There was also much chatter about public transport. More buses to alleviate congestion until all the train lines have been completed is a commendable effort. For sure, some have noted that this merely addresses the back-log results of population growth. Some have even suggested that this is not even sufficient to cater for the population boom to come in 2030. Such views are valid, but in reality better represent a crystal ball moment.
The real issue with the tweaks to public transportation is more apparent among those who ask why the government continues to purchase hardware for the two public transport operators, who are rightly seen as private business entities that have no qualms about reaping profits as they see fit. In fact, this coupled with the dubious reward/penalty system announced before the Budget suggest that the government is still keen to give a wide berth to poor performance by the PTOs, without a clearer path to accountability.
The high cost of housing saw some relieve with the drop in cash-over-valuation prices, and the National Development Minister was quick to focus on this as a success in the changes to the nation’s housing policies. Unfortunately, few would be happy to applaud this move. COV prices, while high, constitutes only a small proportion of actual housing costs.
Indeed, what has not been addressed is the high base cost of what should essentially be affordable homes for all. There is undoubtedly a high demand for rental flats, and many more who are stretching their money over mortgages that stretch out over much of their working lifetimes. The core issue of affordable homes, caused by the unchecked inflation of property prices, remains unanswered. The properly bubble might have stopped growing, but we have yet to see it shrink, much less disappear altogether.
The greatest concern that should really be coming out of Budget 2014 should be the direction taken on manpower issues. The bugbear of foreign labour currently resides in the construction sector, and the government is happy to let the sector take it’s time to adjust, at least until 2016. In which case, the next elections could very well have passed. In political terms, this can be described as kicking the can down the road.
Instead, the Ministry of Manpower opted to take the rather vague approach of improving jobs for Singaporeans, and where there could be more specific mention of how specifically such jobs would be created, the Minister has referred, once again, on the need for a thriving economy so that investors will continue to offer jobs, and the ever-present drive for productivity. Indeed, an area that should have deserved more emphasis, workplace discrimination, has been safely handed over to the Tripartite Alliance for Fair Employment Practices and employers. No new legislations were proposed to better protect workers.
In case you are missing the drift, here it is in simple terms: Budget 2014 can best be seen as an indication that the government intends to go on, business as usual, with no clear and distinct step towards a more progressive society.
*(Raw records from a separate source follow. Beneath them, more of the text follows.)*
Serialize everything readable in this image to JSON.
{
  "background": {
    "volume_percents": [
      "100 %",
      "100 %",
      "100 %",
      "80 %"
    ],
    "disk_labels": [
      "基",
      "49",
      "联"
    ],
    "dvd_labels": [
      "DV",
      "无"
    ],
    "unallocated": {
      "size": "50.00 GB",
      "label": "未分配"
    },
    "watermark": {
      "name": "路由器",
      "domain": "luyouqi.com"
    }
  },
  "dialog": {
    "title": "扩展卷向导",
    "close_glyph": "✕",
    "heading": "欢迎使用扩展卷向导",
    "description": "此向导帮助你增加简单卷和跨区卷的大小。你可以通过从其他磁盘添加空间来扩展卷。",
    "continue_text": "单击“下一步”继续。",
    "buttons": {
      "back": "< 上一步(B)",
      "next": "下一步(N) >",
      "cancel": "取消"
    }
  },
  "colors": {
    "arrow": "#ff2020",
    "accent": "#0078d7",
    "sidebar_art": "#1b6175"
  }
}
The focus continues to be building our economy, albeit an economy that is less hesitant to throw out a few welfare packages.
In other words, there is no real shift in policy directions. All we see are tweaks to the machine.
Of course, there might be a time in the near future where this government will finally realise that there is a need to look at the well-being (not welfare) of its governed. We do not ask for high-paying jobs, but a more equitable workplace. We do not ask for cheaper houses, but a place where home in not a distant dream tempered by the marketplace. We do not ask for cheap and good healthcare, but for our elderly and ourselves to have the final dignity at the end of days.
When the government realises this, then we will see a change in policy. Until then, as Dr Ng might have suggested without even knowing it, we still have a long way to go from Budget 2014.